3. Sur les résultats de l'action de la France :
- Cette action avait permis de mettre en route un processus de réconciliation nationale qui avait rapidement produit des résultats significatifs : cessez-le-feu (mars 1991), nouvelle constitution (juin 1991), création de neuf partis politiques (juillet 1991), gouvernement de transition conduit par un Premier ministre de l'opposition (avril 1992), en dépit des tentatives des extrémistes des deux camps de contrarier ces efforts.
- Les négociations ont abouti aux accords de paix d'Arusha (21 août 1993) qui organisent le partage du pouvoir entre gouvernementaux et FPR et le retour des dirigeants et d'une partie des forces du FPR à Kigali.
- L'accord d'Arusha fut unanimement salué comme un succès. Le Président du FPR, M. Kanyarengwe, écrivait au Président Mitterrand le 28 août 1993 pour lui "exprimer ses remerciements les plus sincères pour le rôle joué par la France" dans les négociations.
- Personne alors, en France ou ailleurs, ne s'avisait de dénigrer un politique qui, conformément à l'esprit du discours de la Baule, marquait un progrès de la démocratie et de la paix au Rwanda.
- 4. Sur les événements successifs à l'accord d'Arusha :
- Conformément à l'obligation qui lui était faite par l'accord d'Arusha, la France a retiré sa présence militaire du Rwanda au moment où s'installait la MINUAR.
- Curieusement, certains de ceux qui stigmatisaient cette présence ont dénoncé son retrait au motif que la France aurait ainsi laissé le champ libre aux massacreurs.
- Mais pour avoir retiré ses militaires, la France ne s'est pas pour autant désintéressée du sort du Rwanda. Elle n'a cessé d'intervenir pour mobiliser la communauté internationale. Ainsi dès le 27 septembre 1993, le Président de la République écrivait-il au Président Clinton que "si la communauté internationale ne réagit pas rapidement, les efforts de paix que les Etats-Unis et la France ont, avec les pays de la région, fermement appuyés, risquent d'être compromis".
- Voici les faits. Que reproche-t-on alors à la France ? De n'avoir pas laissé se perpétrer une action déstabilisatrice contre un pays ami ? D'avoir pesé de tout son poids pour pousser les adversaires à négocier et à s'entendre ? D'avoir alerté la communauté internationale pour q'elle relaye ses propres efforts ?
- Est-ce bien là la "politique détestable" que l'on fustige ? Et si cette politique était détestable, quelle était la politique de rechange, assurément sympathique et efficace, qu'il convenait de mener ? Quel pays l'a préconisée ? Qui s'est proposé d'en assumer la responsabilité ?
- L'émotion légitime que suscite le spectacle de l'horreur au Rwanda ne justifie pas que l'on instruise des procès sommaires, au mépris de la simple vérité.

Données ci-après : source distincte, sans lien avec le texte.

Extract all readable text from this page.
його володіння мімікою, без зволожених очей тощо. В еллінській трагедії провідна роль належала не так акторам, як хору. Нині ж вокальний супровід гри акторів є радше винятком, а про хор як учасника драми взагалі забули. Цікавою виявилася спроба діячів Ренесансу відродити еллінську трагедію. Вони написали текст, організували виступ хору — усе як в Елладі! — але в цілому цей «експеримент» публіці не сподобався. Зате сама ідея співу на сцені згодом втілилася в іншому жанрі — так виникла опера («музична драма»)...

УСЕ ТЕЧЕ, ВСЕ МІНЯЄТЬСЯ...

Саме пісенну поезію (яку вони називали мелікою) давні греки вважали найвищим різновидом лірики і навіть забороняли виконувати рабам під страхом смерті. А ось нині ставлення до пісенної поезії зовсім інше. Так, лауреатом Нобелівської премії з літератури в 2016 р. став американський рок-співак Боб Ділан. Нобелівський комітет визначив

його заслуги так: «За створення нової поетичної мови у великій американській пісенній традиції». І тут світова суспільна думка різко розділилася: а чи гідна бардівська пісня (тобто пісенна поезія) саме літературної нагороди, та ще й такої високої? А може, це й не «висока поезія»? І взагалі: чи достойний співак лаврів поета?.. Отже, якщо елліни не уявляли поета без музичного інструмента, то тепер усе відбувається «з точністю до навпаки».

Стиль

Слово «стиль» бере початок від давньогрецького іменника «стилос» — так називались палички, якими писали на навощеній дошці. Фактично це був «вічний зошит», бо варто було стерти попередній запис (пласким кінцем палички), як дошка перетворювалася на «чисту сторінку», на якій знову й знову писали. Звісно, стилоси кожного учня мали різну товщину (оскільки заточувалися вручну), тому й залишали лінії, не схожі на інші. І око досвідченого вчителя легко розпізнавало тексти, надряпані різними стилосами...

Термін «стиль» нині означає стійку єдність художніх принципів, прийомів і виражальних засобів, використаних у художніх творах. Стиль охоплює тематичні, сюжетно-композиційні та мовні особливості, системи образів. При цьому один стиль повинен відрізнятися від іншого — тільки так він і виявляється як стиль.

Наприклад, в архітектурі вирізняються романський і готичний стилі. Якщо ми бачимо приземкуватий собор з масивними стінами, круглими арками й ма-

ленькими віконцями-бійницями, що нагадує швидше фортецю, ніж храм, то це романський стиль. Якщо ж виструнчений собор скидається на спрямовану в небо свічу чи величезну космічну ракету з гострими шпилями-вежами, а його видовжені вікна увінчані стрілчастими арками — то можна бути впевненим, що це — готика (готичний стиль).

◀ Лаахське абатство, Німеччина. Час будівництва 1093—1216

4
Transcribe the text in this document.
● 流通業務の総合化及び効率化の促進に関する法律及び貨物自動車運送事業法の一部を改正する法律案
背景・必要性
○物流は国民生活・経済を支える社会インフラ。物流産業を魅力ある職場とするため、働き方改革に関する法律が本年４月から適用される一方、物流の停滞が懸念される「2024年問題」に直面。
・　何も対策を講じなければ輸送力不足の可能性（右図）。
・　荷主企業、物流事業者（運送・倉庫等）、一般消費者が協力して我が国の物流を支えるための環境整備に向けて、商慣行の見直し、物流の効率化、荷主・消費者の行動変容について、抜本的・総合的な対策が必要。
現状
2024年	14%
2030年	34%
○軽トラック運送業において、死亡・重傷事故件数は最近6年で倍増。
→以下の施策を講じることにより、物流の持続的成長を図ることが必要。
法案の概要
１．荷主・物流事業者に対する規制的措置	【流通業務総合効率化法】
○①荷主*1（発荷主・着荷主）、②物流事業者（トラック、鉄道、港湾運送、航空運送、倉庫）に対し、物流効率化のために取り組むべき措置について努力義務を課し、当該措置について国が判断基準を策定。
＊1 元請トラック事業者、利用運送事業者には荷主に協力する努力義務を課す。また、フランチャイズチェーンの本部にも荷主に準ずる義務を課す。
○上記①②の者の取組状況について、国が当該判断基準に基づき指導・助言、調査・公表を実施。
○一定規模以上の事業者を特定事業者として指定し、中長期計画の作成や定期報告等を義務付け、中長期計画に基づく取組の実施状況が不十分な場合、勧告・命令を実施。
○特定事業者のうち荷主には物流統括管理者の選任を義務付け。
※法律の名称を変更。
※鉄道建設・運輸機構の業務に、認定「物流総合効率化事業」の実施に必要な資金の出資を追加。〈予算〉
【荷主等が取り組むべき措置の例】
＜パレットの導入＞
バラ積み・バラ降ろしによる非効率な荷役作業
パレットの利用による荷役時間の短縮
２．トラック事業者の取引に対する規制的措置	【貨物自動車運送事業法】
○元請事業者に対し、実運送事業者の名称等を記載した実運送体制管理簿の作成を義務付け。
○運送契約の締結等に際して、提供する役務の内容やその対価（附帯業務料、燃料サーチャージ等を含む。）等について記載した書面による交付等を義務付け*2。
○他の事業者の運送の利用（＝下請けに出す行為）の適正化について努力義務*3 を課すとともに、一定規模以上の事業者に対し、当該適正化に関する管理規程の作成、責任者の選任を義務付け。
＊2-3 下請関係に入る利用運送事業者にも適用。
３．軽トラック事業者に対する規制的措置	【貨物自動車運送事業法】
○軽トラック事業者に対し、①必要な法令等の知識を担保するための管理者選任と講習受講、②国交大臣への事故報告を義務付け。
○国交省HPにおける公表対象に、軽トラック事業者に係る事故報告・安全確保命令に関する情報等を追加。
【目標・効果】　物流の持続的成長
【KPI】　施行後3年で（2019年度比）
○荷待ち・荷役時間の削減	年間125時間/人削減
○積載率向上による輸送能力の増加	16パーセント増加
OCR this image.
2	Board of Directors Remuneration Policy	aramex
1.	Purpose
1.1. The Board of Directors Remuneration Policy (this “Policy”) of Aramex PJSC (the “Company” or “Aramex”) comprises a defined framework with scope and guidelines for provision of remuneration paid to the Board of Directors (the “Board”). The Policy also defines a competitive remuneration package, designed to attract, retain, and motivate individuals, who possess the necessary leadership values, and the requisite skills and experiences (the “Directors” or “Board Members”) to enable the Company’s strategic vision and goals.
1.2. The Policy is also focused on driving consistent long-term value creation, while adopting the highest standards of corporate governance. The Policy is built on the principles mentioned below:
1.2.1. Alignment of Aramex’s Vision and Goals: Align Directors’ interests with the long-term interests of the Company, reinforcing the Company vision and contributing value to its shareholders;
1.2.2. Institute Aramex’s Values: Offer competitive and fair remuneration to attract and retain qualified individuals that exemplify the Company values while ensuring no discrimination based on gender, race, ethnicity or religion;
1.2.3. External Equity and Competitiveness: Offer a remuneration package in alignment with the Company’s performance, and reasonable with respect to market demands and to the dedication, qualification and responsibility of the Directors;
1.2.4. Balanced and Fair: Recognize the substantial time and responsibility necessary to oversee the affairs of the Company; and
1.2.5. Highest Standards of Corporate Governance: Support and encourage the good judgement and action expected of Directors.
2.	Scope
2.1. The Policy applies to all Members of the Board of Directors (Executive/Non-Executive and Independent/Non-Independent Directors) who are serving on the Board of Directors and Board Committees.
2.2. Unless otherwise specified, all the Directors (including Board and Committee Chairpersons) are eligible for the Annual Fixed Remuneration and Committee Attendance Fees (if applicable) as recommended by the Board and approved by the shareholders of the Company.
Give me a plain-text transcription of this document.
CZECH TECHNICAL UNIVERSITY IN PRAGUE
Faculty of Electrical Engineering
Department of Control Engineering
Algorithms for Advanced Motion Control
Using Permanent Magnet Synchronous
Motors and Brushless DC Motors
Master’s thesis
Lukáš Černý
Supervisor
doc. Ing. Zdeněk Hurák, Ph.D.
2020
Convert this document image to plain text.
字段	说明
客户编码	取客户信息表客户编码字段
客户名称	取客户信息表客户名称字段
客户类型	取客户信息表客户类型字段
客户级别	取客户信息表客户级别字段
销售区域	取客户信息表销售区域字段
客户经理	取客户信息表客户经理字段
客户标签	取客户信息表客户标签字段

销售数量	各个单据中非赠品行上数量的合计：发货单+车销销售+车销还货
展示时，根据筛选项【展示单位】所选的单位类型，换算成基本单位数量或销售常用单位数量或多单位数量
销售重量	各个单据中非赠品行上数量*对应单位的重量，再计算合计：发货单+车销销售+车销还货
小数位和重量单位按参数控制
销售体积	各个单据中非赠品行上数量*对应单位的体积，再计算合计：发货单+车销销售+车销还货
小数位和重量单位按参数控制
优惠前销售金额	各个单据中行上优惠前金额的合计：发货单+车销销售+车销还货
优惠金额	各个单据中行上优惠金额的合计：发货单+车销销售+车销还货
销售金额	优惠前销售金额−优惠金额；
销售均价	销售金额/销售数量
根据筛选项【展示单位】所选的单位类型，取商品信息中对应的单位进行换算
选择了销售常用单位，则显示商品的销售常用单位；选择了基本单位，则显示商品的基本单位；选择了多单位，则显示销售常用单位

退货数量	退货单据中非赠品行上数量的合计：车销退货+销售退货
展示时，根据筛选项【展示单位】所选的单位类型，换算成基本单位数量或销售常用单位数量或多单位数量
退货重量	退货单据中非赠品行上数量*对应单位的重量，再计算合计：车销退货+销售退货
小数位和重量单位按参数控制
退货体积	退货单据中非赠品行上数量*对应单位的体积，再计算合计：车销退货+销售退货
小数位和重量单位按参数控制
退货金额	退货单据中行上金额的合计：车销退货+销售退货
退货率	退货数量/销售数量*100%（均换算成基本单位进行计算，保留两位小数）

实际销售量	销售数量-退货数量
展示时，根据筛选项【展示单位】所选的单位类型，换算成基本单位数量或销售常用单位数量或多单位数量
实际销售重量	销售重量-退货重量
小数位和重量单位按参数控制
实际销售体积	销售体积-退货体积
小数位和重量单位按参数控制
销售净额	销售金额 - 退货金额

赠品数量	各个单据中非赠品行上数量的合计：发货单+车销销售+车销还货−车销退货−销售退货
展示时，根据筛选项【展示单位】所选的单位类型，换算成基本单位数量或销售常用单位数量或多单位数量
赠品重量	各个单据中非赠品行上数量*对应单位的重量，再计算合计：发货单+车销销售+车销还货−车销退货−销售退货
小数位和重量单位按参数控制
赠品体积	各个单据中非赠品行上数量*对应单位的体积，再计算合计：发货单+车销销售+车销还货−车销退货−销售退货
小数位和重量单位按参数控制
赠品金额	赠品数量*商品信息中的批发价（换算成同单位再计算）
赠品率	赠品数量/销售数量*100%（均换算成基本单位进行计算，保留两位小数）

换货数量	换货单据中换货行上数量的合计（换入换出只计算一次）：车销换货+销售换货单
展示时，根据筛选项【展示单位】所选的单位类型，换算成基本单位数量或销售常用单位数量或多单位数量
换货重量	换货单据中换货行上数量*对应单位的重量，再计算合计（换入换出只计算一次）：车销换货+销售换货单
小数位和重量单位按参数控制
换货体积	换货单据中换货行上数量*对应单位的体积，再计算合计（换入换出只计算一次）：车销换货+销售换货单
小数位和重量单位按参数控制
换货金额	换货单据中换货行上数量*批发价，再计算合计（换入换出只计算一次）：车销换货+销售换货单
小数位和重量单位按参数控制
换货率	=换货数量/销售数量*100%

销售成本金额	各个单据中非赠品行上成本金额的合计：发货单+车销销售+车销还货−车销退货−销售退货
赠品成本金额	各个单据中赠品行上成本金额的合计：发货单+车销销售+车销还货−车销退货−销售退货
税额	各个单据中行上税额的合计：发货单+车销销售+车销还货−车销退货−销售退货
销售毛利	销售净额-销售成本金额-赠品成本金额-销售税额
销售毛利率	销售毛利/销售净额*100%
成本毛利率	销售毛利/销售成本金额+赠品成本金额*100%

La France souhaite que soit mise sur pied au Rwanda une opération internationale à but humanitaire destinée à sauver des vies humaines et à mettre fin aux massacres qui sont perpétrés dans ce pays.
- Elle prend à cet effet tous les contacts diplomatiques nécessaires. Elle a quant à elle décidé d'envoyer les moyens nécessaires aux frontières du Rwanda. Ces forces, conjointement avec celles de pays africains et occidentaux qui s'y joindront, assumeront leurs missions en attendant que la MINUAR soit en mesure de remplir le mandat qui lui a été confié par le Conseil de sécurité.
- Cette opération, dont le but est strictement humanitaire, sera menée sur la base d'un mandat qui sera demandé aux Nations unies et en liaison avec toutes les organisations internationales et toutes les parties intéressées.